Combattre dans la joie
« Do you know Chesterton ? » me lançait sans ambages mon vénérable enseignant d’anglais en portant une tasse de thé à ses lèvres. Surpris par cette entrée en matière, l’adolescent que j’étais répondit par la négative. « It’s a mistake young fellow », murmura-il en regardant par-dessus ses lunettes. Je n’avais plus le choix. J’occuperai mon temps libre au Royaume-Uni à lire ce dénommé Chesterton. Je ne sais pas si je progressai réellement en anglais durant ce séjour linguistique. En revanche, j’entrouvris la porte du paradoxe.
Une vie paradoxale
Imaginez, au détour d’une rue, un colosse jovial de cent trente kilos pour un mètre nonante, une cape flottant sur les épaules et ne quittant jamais sa canne-épée.
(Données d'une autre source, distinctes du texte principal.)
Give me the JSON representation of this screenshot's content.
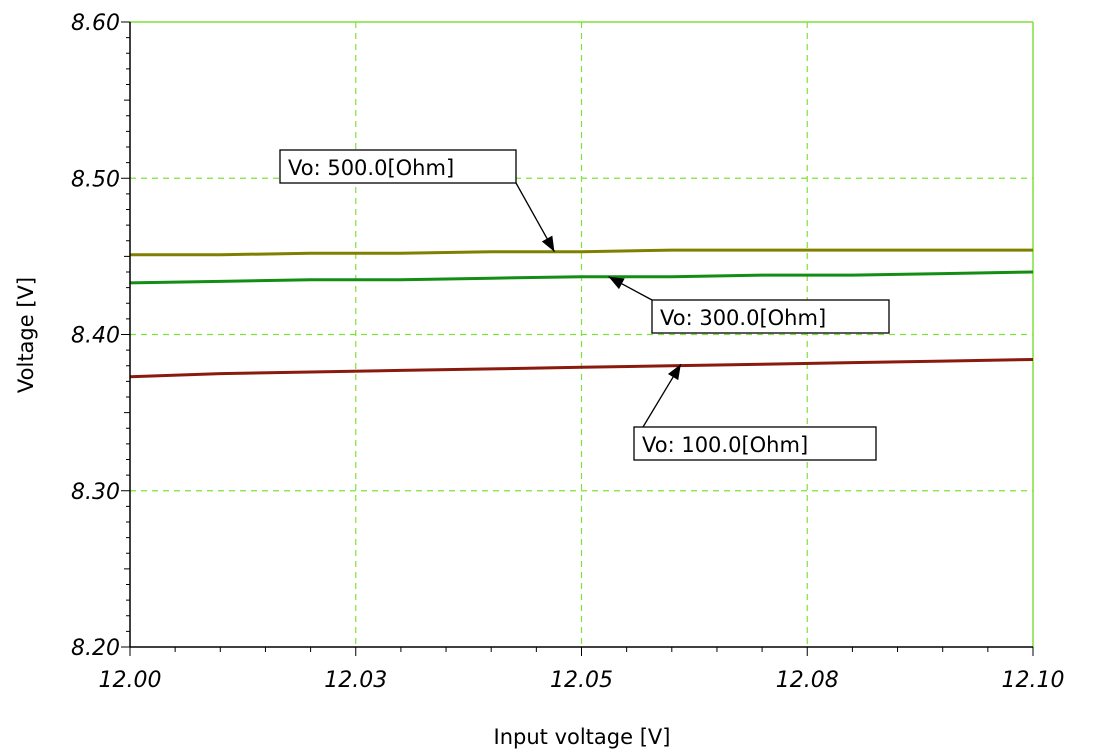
{
  "chart_data": {
    "type": "line",
    "title": "",
    "xlabel": "Input voltage [V]",
    "ylabel": "Voltage [V]",
    "xlim": [
      12.0,
      12.1
    ],
    "ylim": [
      8.2,
      8.6
    ],
    "x_ticks": [
      12.0,
      12.025,
      12.05,
      12.075,
      12.1
    ],
    "x_tick_labels": [
      "12.00",
      "12.03",
      "12.05",
      "12.08",
      "12.10"
    ],
    "y_ticks": [
      8.2,
      8.3,
      8.4,
      8.5,
      8.6
    ],
    "y_tick_labels": [
      "8.20",
      "8.30",
      "8.40",
      "8.50",
      "8.60"
    ],
    "grid": true,
    "colors": {
      "grid": "#7fe23a",
      "axis": "#000000",
      "border": "#7fe23a"
    },
    "series": [
      {
        "name": "Vo: 500.0[Ohm]",
        "color": "#808000",
        "x": [
          12.0,
          12.01,
          12.02,
          12.03,
          12.04,
          12.05,
          12.06,
          12.07,
          12.08,
          12.09,
          12.1
        ],
        "y": [
          8.451,
          8.451,
          8.452,
          8.452,
          8.453,
          8.453,
          8.454,
          8.454,
          8.454,
          8.454,
          8.454
        ]
      },
      {
        "name": "Vo: 300.0[Ohm]",
        "color": "#138d13",
        "x": [
          12.0,
          12.01,
          12.02,
          12.03,
          12.04,
          12.05,
          12.06,
          12.07,
          12.08,
          12.09,
          12.1
        ],
        "y": [
          8.433,
          8.434,
          8.435,
          8.435,
          8.436,
          8.437,
          8.437,
          8.438,
          8.438,
          8.439,
          8.44
        ]
      },
      {
        "name": "Vo: 100.0[Ohm]",
        "color": "#8b1a0e",
        "x": [
          12.0,
          12.01,
          12.02,
          12.03,
          12.04,
          12.05,
          12.06,
          12.07,
          12.08,
          12.09,
          12.1
        ],
        "y": [
          8.373,
          8.375,
          8.376,
          8.377,
          8.378,
          8.379,
          8.38,
          8.381,
          8.382,
          8.383,
          8.384
        ]
      }
    ],
    "annotations": [
      {
        "text": "Vo: 500.0[Ohm]",
        "target_x": 12.047,
        "target_y": 8.453
      },
      {
        "text": "Vo: 300.0[Ohm]",
        "target_x": 12.053,
        "target_y": 8.437
      },
      {
        "text": "Vo: 100.0[Ohm]",
        "target_x": 12.061,
        "target_y": 8.381
      }
    ]
  }
}
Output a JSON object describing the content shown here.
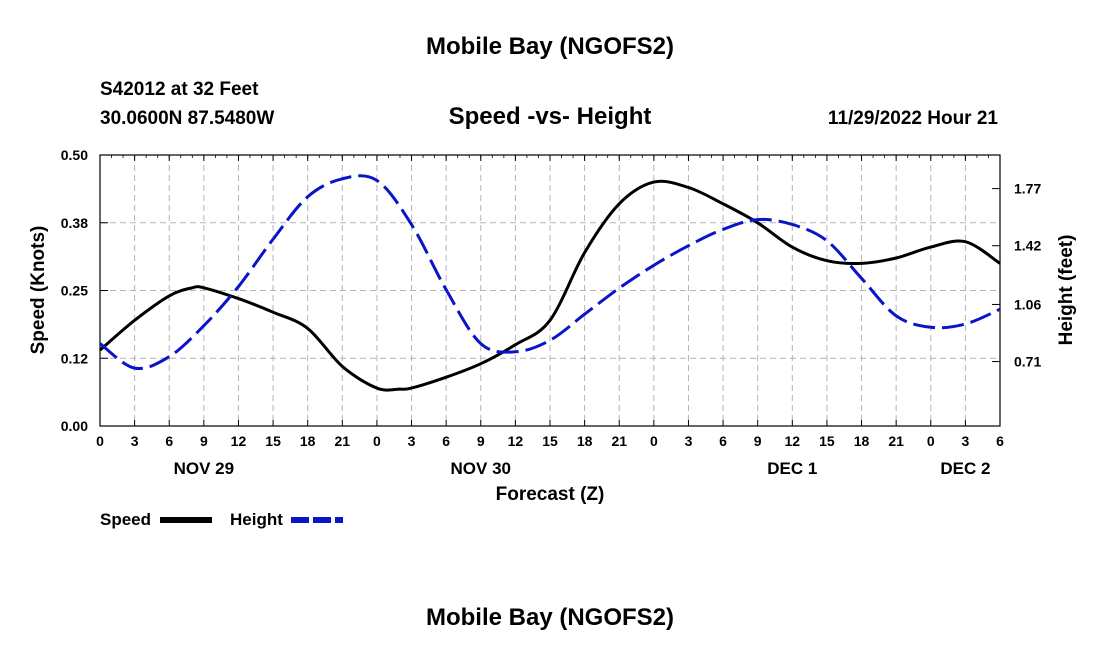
{
  "header": {
    "title": "Mobile Bay (NGOFS2)",
    "station": "S42012 at 32 Feet",
    "location": "30.0600N  87.5480W",
    "subtitle": "Speed -vs- Height",
    "datetime": "11/29/2022 Hour 21"
  },
  "footer": {
    "title": "Mobile Bay (NGOFS2)"
  },
  "chart_data": {
    "type": "line",
    "xlabel": "Forecast (Z)",
    "x_unit": "hours since 11/29/2022 00Z",
    "xlim": [
      0,
      78
    ],
    "x_ticks": [
      0,
      3,
      6,
      9,
      12,
      15,
      18,
      21,
      24,
      27,
      30,
      33,
      36,
      39,
      42,
      45,
      48,
      51,
      54,
      57,
      60,
      63,
      66,
      69,
      72,
      75,
      78
    ],
    "x_tick_labels": [
      "0",
      "3",
      "6",
      "9",
      "12",
      "15",
      "18",
      "21",
      "0",
      "3",
      "6",
      "9",
      "12",
      "15",
      "18",
      "21",
      "0",
      "3",
      "6",
      "9",
      "12",
      "15",
      "18",
      "21",
      "0",
      "3",
      "6"
    ],
    "day_labels": [
      {
        "x": 9,
        "label": "NOV 29"
      },
      {
        "x": 33,
        "label": "NOV 30"
      },
      {
        "x": 60,
        "label": "DEC 1"
      },
      {
        "x": 75,
        "label": "DEC 2"
      }
    ],
    "left_axis": {
      "label": "Speed (Knots)",
      "range": [
        0,
        0.5
      ],
      "ticks": [
        0.0,
        0.125,
        0.25,
        0.375,
        0.5
      ],
      "tick_labels": [
        "0.00",
        "0.12",
        "0.25",
        "0.38",
        "0.50"
      ]
    },
    "right_axis": {
      "label": "Height (feet)",
      "range": [
        0.315,
        1.976
      ],
      "ticks": [
        0.71,
        1.06,
        1.42,
        1.77
      ],
      "tick_labels": [
        "0.71",
        "1.06",
        "1.42",
        "1.77"
      ]
    },
    "grid": true,
    "legend_position": "bottom-left",
    "series": [
      {
        "name": "Speed",
        "axis": "left",
        "color": "#000000",
        "dash": "solid",
        "x": [
          0,
          3,
          6,
          8,
          9,
          12,
          15,
          18,
          21,
          24,
          26,
          27,
          30,
          33,
          36,
          39,
          42,
          45,
          48,
          51,
          54,
          57,
          60,
          63,
          66,
          69,
          72,
          75,
          78
        ],
        "values": [
          0.14,
          0.195,
          0.24,
          0.255,
          0.255,
          0.235,
          0.21,
          0.18,
          0.11,
          0.07,
          0.068,
          0.07,
          0.09,
          0.115,
          0.15,
          0.195,
          0.32,
          0.41,
          0.45,
          0.44,
          0.41,
          0.375,
          0.33,
          0.305,
          0.3,
          0.31,
          0.33,
          0.34,
          0.3
        ]
      },
      {
        "name": "Height",
        "axis": "right",
        "color": "#0a14c8",
        "dash": "dashed",
        "x": [
          0,
          3,
          6,
          9,
          12,
          15,
          18,
          21,
          24,
          27,
          30,
          33,
          36,
          39,
          42,
          45,
          48,
          51,
          54,
          57,
          60,
          63,
          66,
          69,
          72,
          75,
          78
        ],
        "values": [
          0.82,
          0.67,
          0.74,
          0.93,
          1.17,
          1.46,
          1.72,
          1.83,
          1.82,
          1.55,
          1.15,
          0.82,
          0.77,
          0.84,
          1.0,
          1.16,
          1.3,
          1.42,
          1.52,
          1.58,
          1.55,
          1.45,
          1.22,
          0.99,
          0.92,
          0.94,
          1.03
        ]
      }
    ]
  }
}
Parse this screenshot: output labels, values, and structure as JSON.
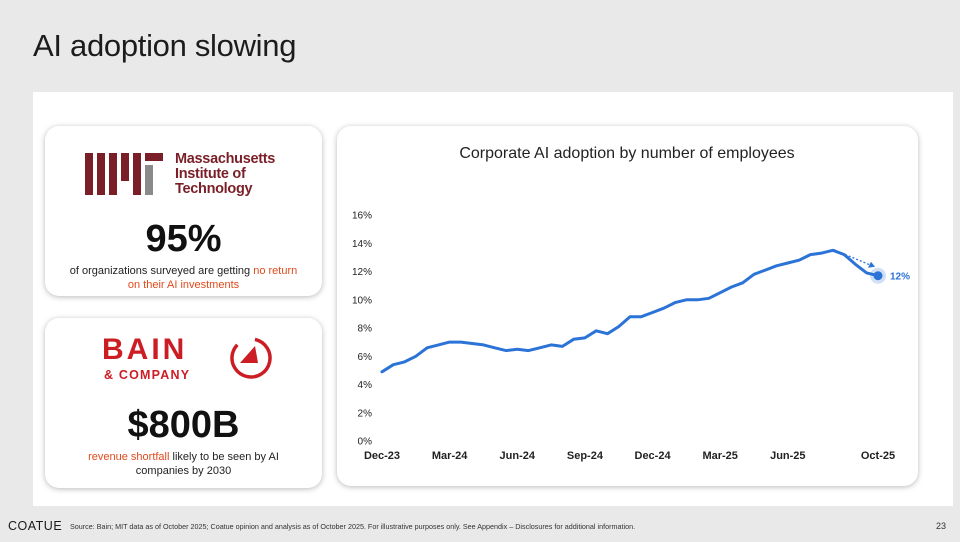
{
  "slide": {
    "title": "AI adoption slowing",
    "page_number": "23"
  },
  "colors": {
    "line": "#2b73d6",
    "highlight": "#e04a1c",
    "mit_maroon": "#7a1f28",
    "bain_red": "#cc1d24"
  },
  "mit_card": {
    "logo_lines": [
      "Massachusetts",
      "Institute of",
      "Technology"
    ],
    "stat": "95%",
    "caption_before": "of organizations surveyed are getting ",
    "caption_highlight": "no return on their AI investments",
    "caption_after": ""
  },
  "bain_card": {
    "logo_word": "BAIN",
    "logo_sub": "& COMPANY",
    "stat": "$800B",
    "caption_highlight": "revenue shortfall",
    "caption_after": " likely to be seen by AI companies by 2030"
  },
  "chart_data": {
    "type": "line",
    "title": "Corporate AI adoption by number of employees",
    "y_ticks": [
      "0%",
      "2%",
      "4%",
      "6%",
      "8%",
      "10%",
      "12%",
      "14%",
      "16%"
    ],
    "ylim": [
      0,
      16
    ],
    "x_ticks": [
      "Dec-23",
      "Mar-24",
      "Jun-24",
      "Sep-24",
      "Dec-24",
      "Mar-25",
      "Jun-25",
      "Oct-25"
    ],
    "x_tick_positions": [
      0,
      6,
      12,
      18,
      24,
      30,
      36,
      44
    ],
    "xlim": [
      0,
      44
    ],
    "grid": false,
    "series": [
      {
        "values": [
          4.9,
          5.4,
          5.6,
          6.0,
          6.6,
          6.8,
          7.0,
          7.0,
          6.9,
          6.8,
          6.6,
          6.4,
          6.5,
          6.4,
          6.6,
          6.8,
          6.7,
          7.2,
          7.3,
          7.8,
          7.6,
          8.1,
          8.8,
          8.8,
          9.1,
          9.4,
          9.8,
          10.0,
          10.0,
          10.1,
          10.5,
          10.9,
          11.2,
          11.8,
          12.1,
          12.4,
          12.6,
          12.8,
          13.2,
          13.3,
          13.5,
          13.2,
          12.5,
          11.9,
          11.7
        ]
      }
    ],
    "end_label": "12%"
  },
  "footer": {
    "logo": "COATUE",
    "source": "Source: Bain; MIT data as of October 2025; Coatue opinion and analysis as of October 2025. For illustrative purposes only.  See Appendix – Disclosures for additional information."
  }
}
Vous venez de rencontrer Gilbert Keith Chesterton et, à n’en pas douter, vous ne l’oublierez pas de sitôt.
Chesterton vient au monde à Londres en pleine époque victorienne. Après des études où il va, entre autres, développer des compétences artistiques, il s’oriente vers le journalisme. Ses talents de polémistes joints à son style d’écriture autant satirique que spirituel lui valent admiration et célébrité mais aussi quelques solides inimitiés.
Auteur prolifique, il ne cesse d’écrire essais, articles et romans touchant à des sujets divers et variés : poésie, politique, religion, philosophie et littérature.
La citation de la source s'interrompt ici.